Pelillos a la mar
El servicio vuelve a ser objeto de comentario, y es que últimamente vengo observando un hecho singular y de exquisito gusto. Se trata de la presencia de ciertos elementos de vello púbico sobre la tapa de la cisterna del WC. Por lo general, tengo la costumbre de soplar y dejar que los pelos se dispersen y vuelen libres como gráciles pajarillos, pero YA ESTOY HARTO y he decidido que no lo voy a hacer más, a ver si así un día me encuentro con un nido de cigüeña hecho con pelo de huevo, para luego poder donarlo al zoo o subastarlo por ebay.
Pero ¿cuál será el origen de tan peculiar situación?. Reconstruyamos los hechos: el compañero entra a miccionar, y como sufre de ladillas aprovecha el momento para rascarse con fruicción, lo que unido a una alopecia púbica aguda provoca el desprendemiento del vello; pero entonces ¿por qué lo esparce sobre la tapa del WC?. La respuesta la encontré viendo un documental de La 2; al igual que el león mea para marcar territorio y supremacía, el compañero hace lo propio con su vello púbico para así autoproclamarse como el macho alfa de las dependencias administrativas.

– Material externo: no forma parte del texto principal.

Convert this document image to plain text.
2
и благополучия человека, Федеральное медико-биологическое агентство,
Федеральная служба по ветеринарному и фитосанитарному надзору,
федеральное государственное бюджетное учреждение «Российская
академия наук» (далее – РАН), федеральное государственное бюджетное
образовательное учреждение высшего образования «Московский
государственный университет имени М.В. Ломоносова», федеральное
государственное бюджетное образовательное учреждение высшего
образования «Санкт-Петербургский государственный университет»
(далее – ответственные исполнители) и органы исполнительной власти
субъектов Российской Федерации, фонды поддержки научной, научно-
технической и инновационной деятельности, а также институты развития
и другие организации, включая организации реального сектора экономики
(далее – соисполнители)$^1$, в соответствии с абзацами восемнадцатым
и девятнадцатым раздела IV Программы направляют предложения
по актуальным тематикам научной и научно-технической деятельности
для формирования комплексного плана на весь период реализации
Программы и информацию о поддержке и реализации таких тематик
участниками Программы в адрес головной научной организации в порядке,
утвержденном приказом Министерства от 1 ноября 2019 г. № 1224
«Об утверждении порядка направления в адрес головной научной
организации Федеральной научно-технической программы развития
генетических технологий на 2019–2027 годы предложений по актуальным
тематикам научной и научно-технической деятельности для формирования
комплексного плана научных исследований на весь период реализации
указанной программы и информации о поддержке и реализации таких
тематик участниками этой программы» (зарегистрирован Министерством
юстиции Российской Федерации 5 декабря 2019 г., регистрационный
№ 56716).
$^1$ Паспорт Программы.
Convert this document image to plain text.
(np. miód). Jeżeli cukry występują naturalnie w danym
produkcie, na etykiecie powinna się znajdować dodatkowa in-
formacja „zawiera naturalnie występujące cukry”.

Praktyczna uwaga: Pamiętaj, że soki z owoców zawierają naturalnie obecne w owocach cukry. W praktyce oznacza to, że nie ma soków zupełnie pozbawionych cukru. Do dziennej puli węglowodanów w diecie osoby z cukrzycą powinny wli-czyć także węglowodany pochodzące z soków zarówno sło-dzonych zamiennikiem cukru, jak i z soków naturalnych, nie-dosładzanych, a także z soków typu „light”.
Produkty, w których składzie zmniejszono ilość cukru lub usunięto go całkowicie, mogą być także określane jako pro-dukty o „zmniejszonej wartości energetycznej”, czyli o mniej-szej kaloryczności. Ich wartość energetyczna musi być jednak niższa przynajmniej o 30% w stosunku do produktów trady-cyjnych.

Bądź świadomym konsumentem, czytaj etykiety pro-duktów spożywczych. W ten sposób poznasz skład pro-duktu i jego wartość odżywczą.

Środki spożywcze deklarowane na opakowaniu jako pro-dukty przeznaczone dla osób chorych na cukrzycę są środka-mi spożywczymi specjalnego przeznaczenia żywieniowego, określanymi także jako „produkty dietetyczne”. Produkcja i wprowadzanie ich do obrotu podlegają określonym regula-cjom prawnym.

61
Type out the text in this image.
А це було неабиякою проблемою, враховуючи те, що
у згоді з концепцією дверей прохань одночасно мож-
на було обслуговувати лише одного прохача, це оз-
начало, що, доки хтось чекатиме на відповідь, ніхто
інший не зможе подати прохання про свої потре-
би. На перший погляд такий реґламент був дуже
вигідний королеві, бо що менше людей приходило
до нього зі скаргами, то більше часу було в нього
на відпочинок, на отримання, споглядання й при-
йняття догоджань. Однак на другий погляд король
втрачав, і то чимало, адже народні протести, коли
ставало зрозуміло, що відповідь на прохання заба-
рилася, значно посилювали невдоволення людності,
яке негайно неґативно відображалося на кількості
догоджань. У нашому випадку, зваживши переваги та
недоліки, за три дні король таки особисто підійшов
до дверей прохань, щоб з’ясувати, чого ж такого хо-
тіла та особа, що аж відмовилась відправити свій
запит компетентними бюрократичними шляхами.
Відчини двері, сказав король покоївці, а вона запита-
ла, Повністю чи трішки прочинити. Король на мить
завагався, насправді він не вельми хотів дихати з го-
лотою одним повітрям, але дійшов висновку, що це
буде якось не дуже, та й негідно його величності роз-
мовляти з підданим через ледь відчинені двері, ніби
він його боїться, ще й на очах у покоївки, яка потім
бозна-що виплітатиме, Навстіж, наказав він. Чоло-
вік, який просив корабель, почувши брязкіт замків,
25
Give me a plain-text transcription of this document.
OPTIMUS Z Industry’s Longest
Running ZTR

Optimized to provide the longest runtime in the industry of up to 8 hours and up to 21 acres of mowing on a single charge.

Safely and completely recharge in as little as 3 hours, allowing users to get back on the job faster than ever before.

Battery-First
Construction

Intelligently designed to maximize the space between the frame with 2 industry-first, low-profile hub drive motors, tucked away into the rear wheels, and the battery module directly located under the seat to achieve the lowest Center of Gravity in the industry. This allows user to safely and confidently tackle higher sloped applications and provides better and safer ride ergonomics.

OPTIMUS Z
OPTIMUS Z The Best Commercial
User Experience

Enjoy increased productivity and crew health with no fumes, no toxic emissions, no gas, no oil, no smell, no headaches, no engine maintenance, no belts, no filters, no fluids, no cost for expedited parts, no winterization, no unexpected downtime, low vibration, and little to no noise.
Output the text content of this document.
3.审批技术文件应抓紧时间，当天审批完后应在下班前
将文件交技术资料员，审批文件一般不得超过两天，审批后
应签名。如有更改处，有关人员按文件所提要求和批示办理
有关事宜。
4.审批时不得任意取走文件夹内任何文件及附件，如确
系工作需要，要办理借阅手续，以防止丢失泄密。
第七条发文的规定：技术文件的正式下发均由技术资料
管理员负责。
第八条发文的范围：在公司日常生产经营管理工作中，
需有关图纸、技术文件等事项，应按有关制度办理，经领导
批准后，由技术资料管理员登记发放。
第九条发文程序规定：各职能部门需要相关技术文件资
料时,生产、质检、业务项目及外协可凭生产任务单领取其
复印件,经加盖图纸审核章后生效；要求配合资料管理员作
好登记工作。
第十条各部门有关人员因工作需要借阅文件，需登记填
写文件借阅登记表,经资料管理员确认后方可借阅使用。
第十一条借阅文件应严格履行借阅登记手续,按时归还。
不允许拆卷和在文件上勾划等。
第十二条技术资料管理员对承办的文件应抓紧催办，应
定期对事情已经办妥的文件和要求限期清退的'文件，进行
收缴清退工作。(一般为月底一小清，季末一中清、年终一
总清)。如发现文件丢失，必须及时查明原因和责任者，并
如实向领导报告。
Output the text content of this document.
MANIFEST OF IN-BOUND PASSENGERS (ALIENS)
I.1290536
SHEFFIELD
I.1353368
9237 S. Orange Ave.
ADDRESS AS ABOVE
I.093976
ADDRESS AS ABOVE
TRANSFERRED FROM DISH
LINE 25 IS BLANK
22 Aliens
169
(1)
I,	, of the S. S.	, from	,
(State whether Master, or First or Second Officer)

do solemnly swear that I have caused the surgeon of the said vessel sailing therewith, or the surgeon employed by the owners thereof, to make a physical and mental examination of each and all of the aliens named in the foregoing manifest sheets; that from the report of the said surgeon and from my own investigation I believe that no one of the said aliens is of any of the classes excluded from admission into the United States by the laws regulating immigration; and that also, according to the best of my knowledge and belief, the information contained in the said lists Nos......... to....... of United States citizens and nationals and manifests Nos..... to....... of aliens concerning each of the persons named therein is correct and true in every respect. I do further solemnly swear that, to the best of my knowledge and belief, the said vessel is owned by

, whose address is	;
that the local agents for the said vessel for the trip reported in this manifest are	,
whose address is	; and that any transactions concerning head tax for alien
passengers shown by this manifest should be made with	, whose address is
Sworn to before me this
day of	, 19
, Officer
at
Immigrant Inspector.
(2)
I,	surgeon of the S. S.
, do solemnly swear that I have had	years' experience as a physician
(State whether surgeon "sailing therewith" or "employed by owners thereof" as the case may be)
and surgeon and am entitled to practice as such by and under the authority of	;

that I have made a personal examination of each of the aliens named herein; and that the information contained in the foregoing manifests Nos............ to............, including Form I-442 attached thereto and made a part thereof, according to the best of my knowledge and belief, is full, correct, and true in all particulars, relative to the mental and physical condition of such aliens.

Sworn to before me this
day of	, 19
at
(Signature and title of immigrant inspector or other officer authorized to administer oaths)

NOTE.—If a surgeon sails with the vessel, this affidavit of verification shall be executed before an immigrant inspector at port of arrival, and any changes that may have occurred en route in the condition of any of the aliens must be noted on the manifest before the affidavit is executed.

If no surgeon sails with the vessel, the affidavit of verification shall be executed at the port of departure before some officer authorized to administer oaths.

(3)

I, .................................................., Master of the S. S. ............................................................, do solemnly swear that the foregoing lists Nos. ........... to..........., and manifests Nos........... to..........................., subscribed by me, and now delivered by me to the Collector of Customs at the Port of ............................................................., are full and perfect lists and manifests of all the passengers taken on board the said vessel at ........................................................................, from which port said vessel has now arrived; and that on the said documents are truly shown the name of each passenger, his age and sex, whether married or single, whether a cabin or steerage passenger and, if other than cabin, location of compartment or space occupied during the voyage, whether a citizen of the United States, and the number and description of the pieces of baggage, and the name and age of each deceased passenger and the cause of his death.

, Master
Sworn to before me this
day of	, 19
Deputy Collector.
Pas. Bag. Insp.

En mi oficina hubo una temporada en la que en la tabla del váter de chicas aparecían pisadas, es decir, alguna lo usaba ¡subiéndose a él! que mira que es una postura incómoda. Pues una compañera que tiene el despacho en un lugar privilegiado para el caso se dedicó a investigar para pillar a la susodicha. Estaba claro que era alguna de las nuevas pues antes no se había dado el caso. Y la pilló, vaya si la pilló, era nada más y nada menos que la jefa de atención primaria ¡pero qué se había pensaó la muy imbécil! No llevó frío... (Comment this)
Menos mal que ya he desayunado. (Comment this)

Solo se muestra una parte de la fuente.